Senator Cassidy’s IHRA Crusade Is a Political Stunt, Not a Plan to Protect Jews
Senator Cassidy, Chairman of the Senate Health, Education, Labor and Pensions Committee, sent a letter to the New York City Mayor launching what he calls “oversight” into the mayor’s decision to rescind the executive order adopting the IHRA definition of antisemitism, threatening billions in federal education funding. He wants us to believe that New York City’s Jewish community became less safe the moment Mayor Zohran Mamdani rescinded that executive order. This is nonsense. And Cassidy knows it.
What Cassidy’s letter to Mamdani actually represents is not oversight—it is a politically motivated witch hunt dressed up in the language of civil rights. A senator from Louisiana, who has built his brand on “states’ rights” and limited federal government, is now demanding that New York City’s mayor explain local education policy decisions to a Senate committee. The irony would be amusing if the stakes weren’t so serious.
Let’s start with the obvious: the IHRA definition is not a security measure. It does not fund a single hate crime unit. It does not train a single campus security officer. It does not provide resources to a single synagogue in need of protection. It is, at its best, an educational tool—one that IHRA itself describes as “non-legally binding.” Treating its adoption or rescission by NYC’s government as the dividing line between safety and danger for Jewish Americans is not just wrong; it is an insult to the intelligence of the very community Cassidy claims to be defending.

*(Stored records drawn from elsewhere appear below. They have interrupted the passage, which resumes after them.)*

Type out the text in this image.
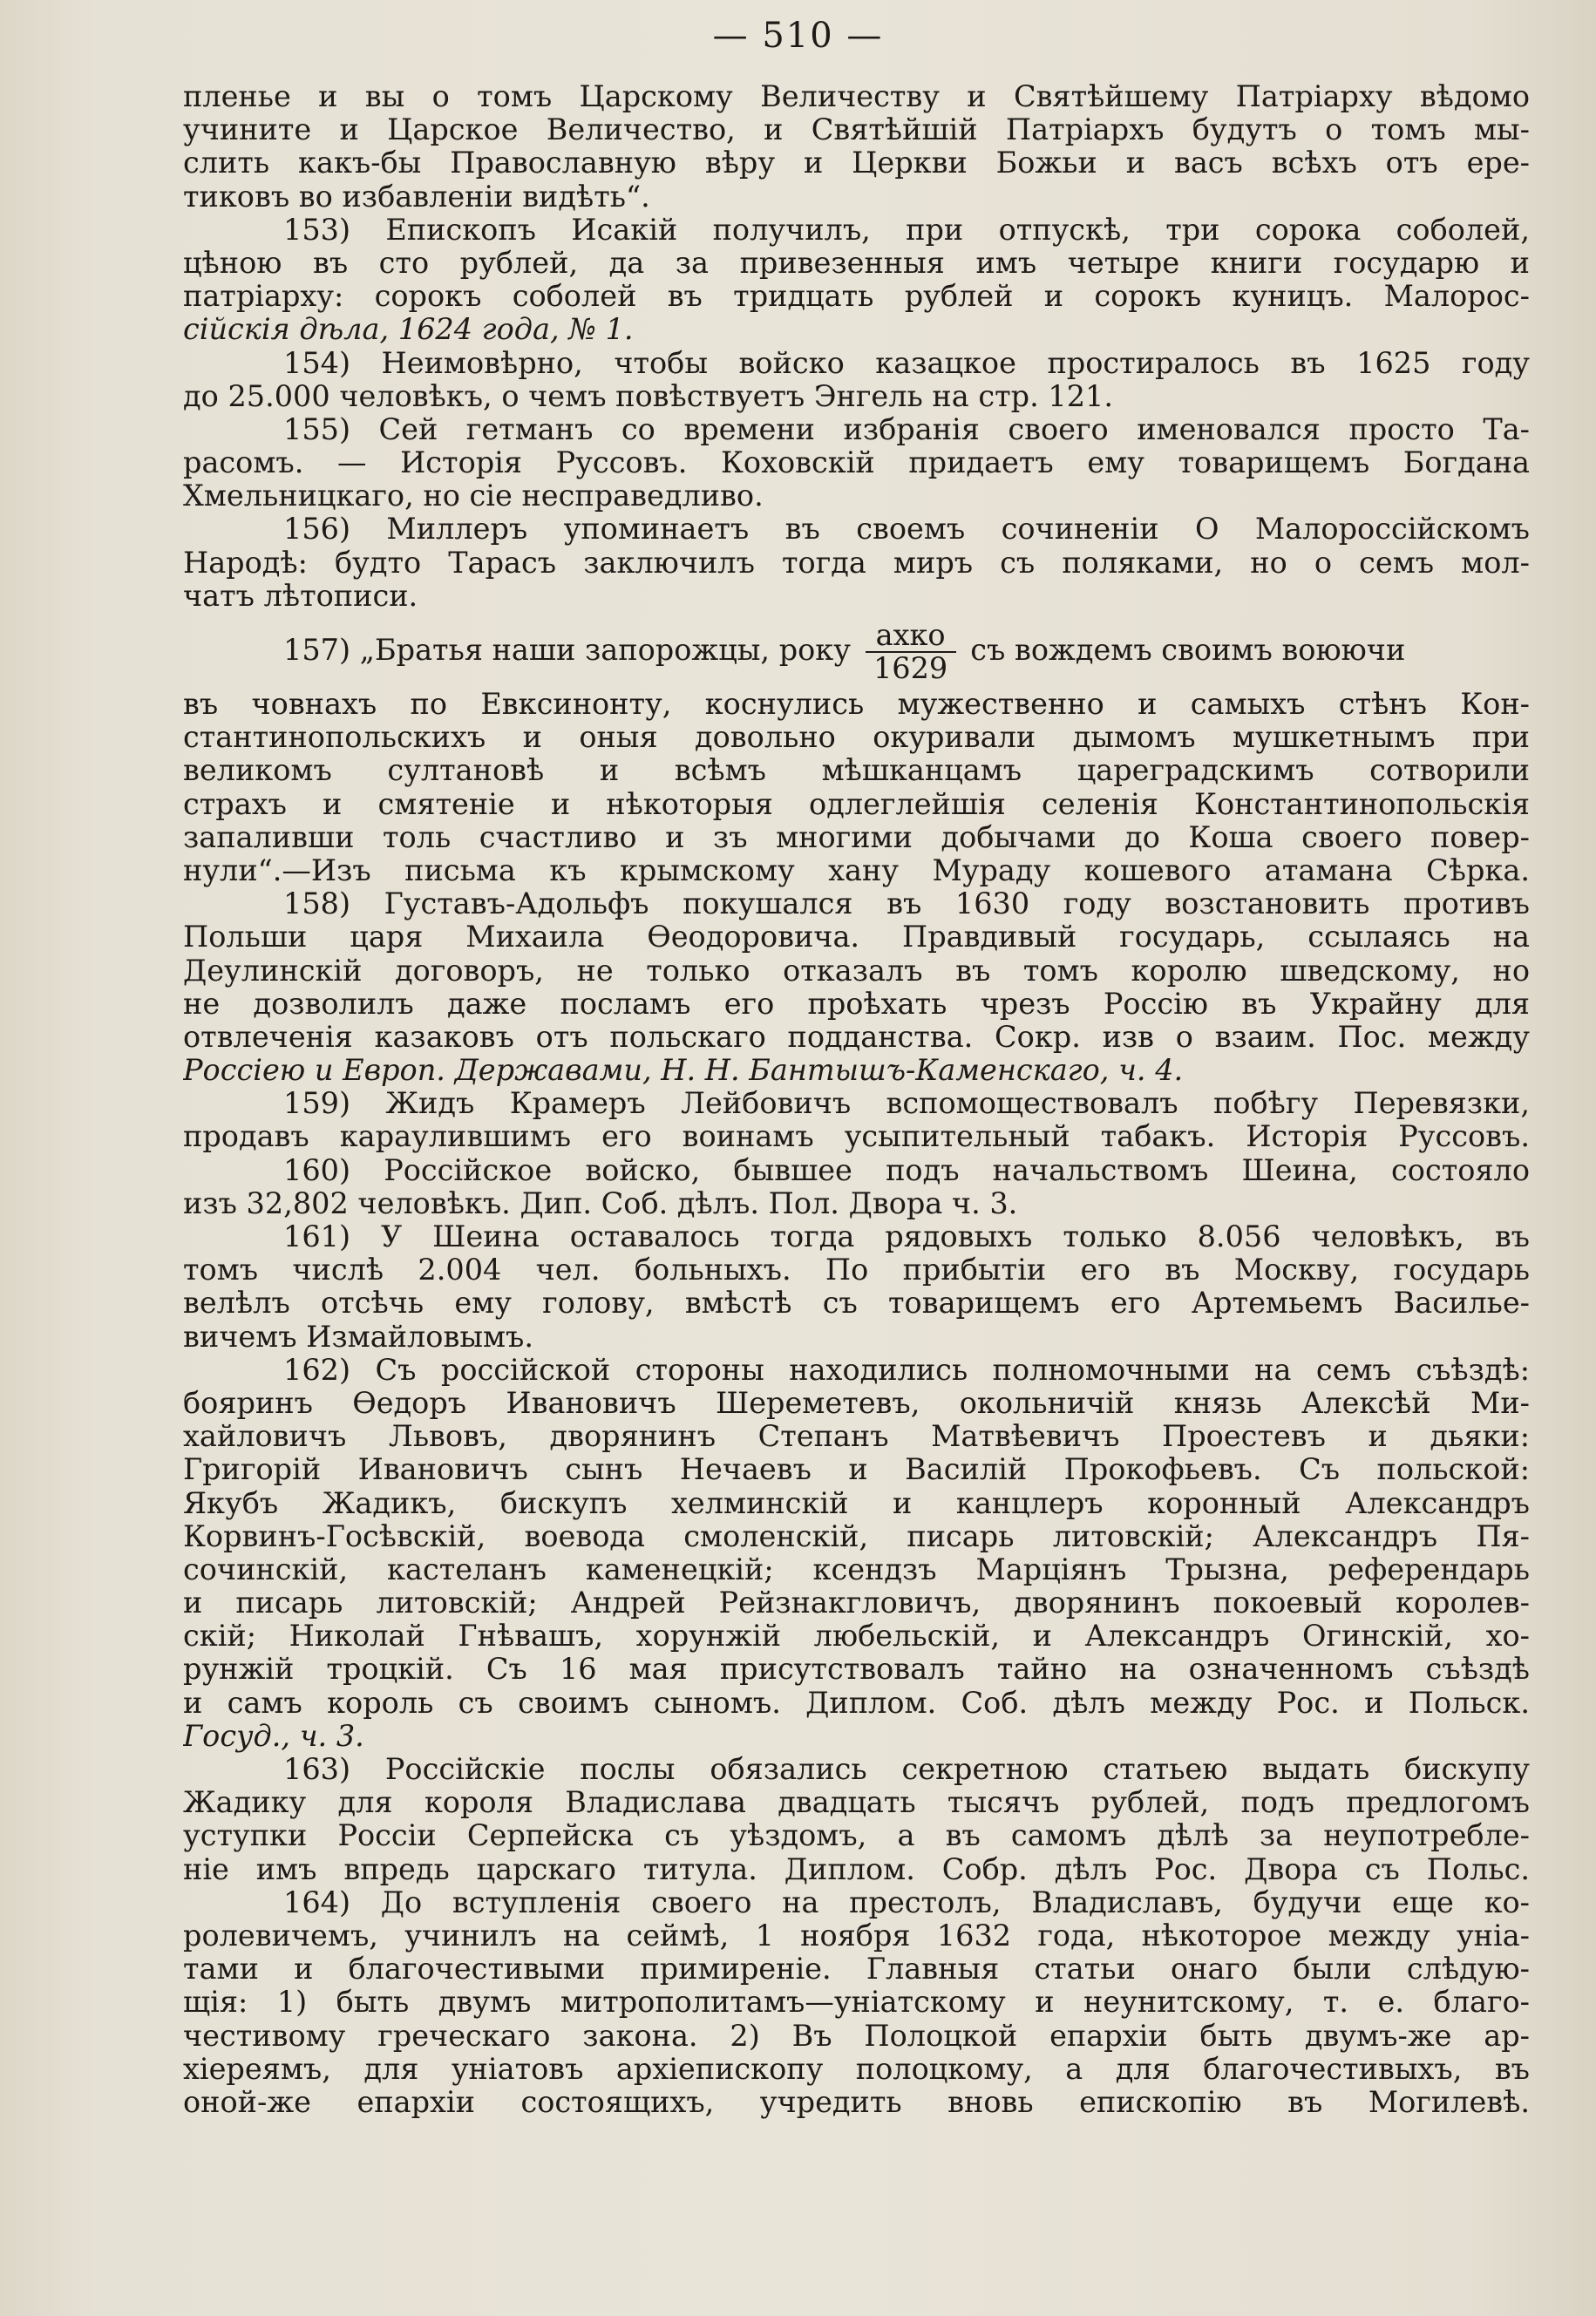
— 510 —
пленье и вы о томъ Царскому Величеству и Святѣйшему Патріарху вѣдомо
учините и Царское Величество, и Святѣйшій Патріархъ будутъ о томъ мы-
слить какъ-бы Православную вѣру и Церкви Божьи и васъ всѣхъ отъ ере-
тиковъ во избавленіи видѣть“.
153) Епископъ Исакій получилъ, при отпускѣ, три сорока соболей,
цѣною въ сто рублей, да за привезенныя имъ четыре книги государю и
патріарху: сорокъ соболей въ тридцать рублей и сорокъ куницъ. Малорос-
сійскія дѣла, 1624 года, № 1.
154) Неимовѣрно, чтобы войско казацкое простиралось въ 1625 году
до 25.000 человѣкъ, о чемъ повѣствуетъ Энгель на стр. 121.
155) Сей гетманъ со времени избранія своего именовался просто Та-
расомъ. — Исторія Руссовъ. Коховскій придаетъ ему товарищемъ Богдана
Хмельницкаго, но сіе несправедливо.
156) Миллеръ упоминаетъ въ своемъ сочиненіи О Малороссійскомъ
Народѣ: будто Тарасъ заключилъ тогда миръ съ поляками, но о семъ мол-
чатъ лѣтописи.
157) „Братья наши запорожцы, року $\frac{\text{ахко}}{1629}$ съ вождемъ своимъ воюючи
въ човнахъ по Евксинонту, коснулись мужественно и самыхъ стѣнъ Кон-
стантинопольскихъ и оныя довольно окуривали дымомъ мушкетнымъ при
великомъ султановѣ и всѣмъ мѣшканцамъ цареградскимъ сотворили
страхъ и смятеніе и нѣкоторыя одлеглейшія селенія Константинопольскія
запаливши толь счастливо и зъ многими добычами до Коша своего повер-
нули“.—Изъ письма къ крымскому хану Мураду кошевого атамана Сѣрка.
158) Густавъ-Адольфъ покушался въ 1630 году возстановить противъ
Польши царя Михаила Ѳеодоровича. Правдивый государь, ссылаясь на
Деулинскій договоръ, не только отказалъ въ томъ королю шведскому, но
не дозволилъ даже посламъ его проѣхать чрезъ Россію въ Украйну для
отвлеченія казаковъ отъ польскаго подданства. Сокр. изв о взаим. Пос. между
Россіею и Европ. Державами, Н. Н. Бантышъ-Каменскаго, ч. 4.
159) Жидъ Крамеръ Лейбовичъ вспомоществовалъ побѣгу Перевязки,
продавъ караулившимъ его воинамъ усыпительный табакъ. Исторія Руссовъ.
160) Россійское войско, бывшее подъ начальствомъ Шеина, состояло
изъ 32,802 человѣкъ. Дип. Соб. дѣлъ. Пол. Двора ч. 3.
161) У Шеина оставалось тогда рядовыхъ только 8.056 человѣкъ, въ
томъ числѣ 2.004 чел. больныхъ. По прибытіи его въ Москву, государь
велѣлъ отсѣчь ему голову, вмѣстѣ съ товарищемъ его Артемьемъ Василье-
вичемъ Измайловымъ.
162) Съ россійской стороны находились полномочными на семъ съѣздѣ:
бояринъ Ѳедоръ Ивановичъ Шереметевъ, окольничій князь Алексѣй Ми-
хайловичъ Львовъ, дворянинъ Степанъ Матвѣевичъ Проестевъ и дьяки:
Григорій Ивановичъ сынъ Нечаевъ и Василій Прокофьевъ. Съ польской:
Якубъ Жадикъ, бискупъ хелминскій и канцлеръ коронный Александръ
Корвинъ-Госѣвскій, воевода смоленскій, писарь литовскій; Александръ Пя-
сочинскій, кастеланъ каменецкій; ксендзъ Марціянъ Трызна, референдарь
и писарь литовскій; Андрей Рейзнакгловичъ, дворянинъ покоевый королев-
скій; Николай Гнѣвашъ, хорунжій любельскій, и Александръ Огинскій, хо-
рунжій троцкій. Съ 16 мая присутствовалъ тайно на означенномъ съѣздѣ
и самъ король съ своимъ сыномъ. Диплом. Соб. дѣлъ между Рос. и Польск.
Госуд., ч. 3.
163) Россійскіе послы обязались секретною статьею выдать бискупу
Жадику для короля Владислава двадцать тысячъ рублей, подъ предлогомъ
уступки Россіи Серпейска съ уѣздомъ, а въ самомъ дѣлѣ за неупотребле-
ніе имъ впредь царскаго титула. Диплом. Собр. дѣлъ Рос. Двора съ Польс.
164) До вступленія своего на престолъ, Владиславъ, будучи еще ко-
ролевичемъ, учинилъ на сеймѣ, 1 ноября 1632 года, нѣкоторое между уніа-
тами и благочестивыми примиреніе. Главныя статьи онаго были слѣдую-
щія: 1) быть двумъ митрополитамъ—уніатскому и неунитскому, т. е. благо-
честивому греческаго закона. 2) Въ Полоцкой епархіи быть двумъ-же ар-
хіереямъ, для уніатовъ архіепископу полоцкому, а для благочестивыхъ, въ
оной-же епархіи состоящихъ, учредить вновь епископію въ Могилевѣ.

If Senator Cassidy were genuinely concerned about the safety of Jewish students, he might start by looking at his own record. Has he championed the Antisemitism Response and Prevention Act, which would create a national coordinator, fund hate crime tracking, and invest in actual campus safety infrastructure? Has he pushed for full funding of the Department of Education’s Office for Civil Rights—the very agency he invokes in his letter—rather than supporting the budget cuts that have left it understaffed and overwhelmed? He has not. What he has done is write a letter, generate a press release, and call a democratically elected mayor a “socialist.” That is not leadership. That is theater.
Those of us who have previously testified before Congress on this issue know exactly how seriously its Republican members take the fight against antisemitism. Last year, Senator Cassidy’s colleague John Kennedy—another Louisiana Republican who sits on the Judiciary Committee—accused me of “dipping into my ketamine stash” during my own testimony at a hearing on combating antisemitism. This is the same Senator Kennedy who outrageously told Arab American civil rights leader Maya Berry to “hide her head in a bag” at a Senate Judiciary hearing on hate crimes. These are the people lecturing a mayor about protecting Jewish communities? Please.
The deeper hypocrisy here deserves attention. Cassidy represents a political movement that has spent decades arguing that Washington should stay out of state and local governance—particularly on education. Many of his colleagues have fought federal involvement in curriculum standards, school funding mandates, and civil rights enforcement with the rallying cry that local communities know best.
Yet when a mayor of the nation’s largest city makes a policy decision that Cassidy finds politically useful to attack, suddenly federal oversight of municipal executive orders becomes an urgent priority. You simply cannot spend your career arguing that the federal government has no business telling local schools what to do and then launch a Senate investigation the moment a city makes an educational policy choice you disagree with. Or rather, you can—but only if you are a hypocrite whose concern was never really about principles, but only about politics.
And that is precisely the problem. The weaponization of antisemitism for partisan purposes does not make Jewish Americans safer. It makes us pawns. Every time a politician or leader waves their support for the IHRA definition like a talisman, while doing nothing to address the actual mechanisms of hate—law enforcement resources, community coalitions, educational programming, mental health intervention, nonprofit security grants—they are choosing political points over protection. Jewish communities deserve better than to have their safety reduced to a talking point in someone else’s culture war. The Mayor’s recent appointment to run his office to combat antisemitism, a progressive Zionist, understands this well. The Mayor and others would be well served by listening to informed Jewish leaders like her and not partisan demagogues like Dr. Cassidy.
The deadliest attacks on American Jews were carried out by white nationalists, not by local officials who declined to adopt a particular definition. The threats Jewish students face on campus are real, but they are not addressed or resolved by hyper-politicized definitional debates. They are addressed by trained personnel, clear reporting mechanisms, institutional accountability, and the kind of comprehensive approach that requires sustained effort rather than a single press conference.
Senator Cassidy’s letter asks Mayor Mamdani many questions, but here is one question the senator must answer himself: What tangible action has he taken—beyond letters and press releases—to make Jewish Americans safer? Until he can answer that honestly, we can safely conclude that his latest oversight crusade is exactly what it appears to be: a bad-faith, cynical political exercise that exploits Jewish concerns over antisemitism, while doing nothing to address them.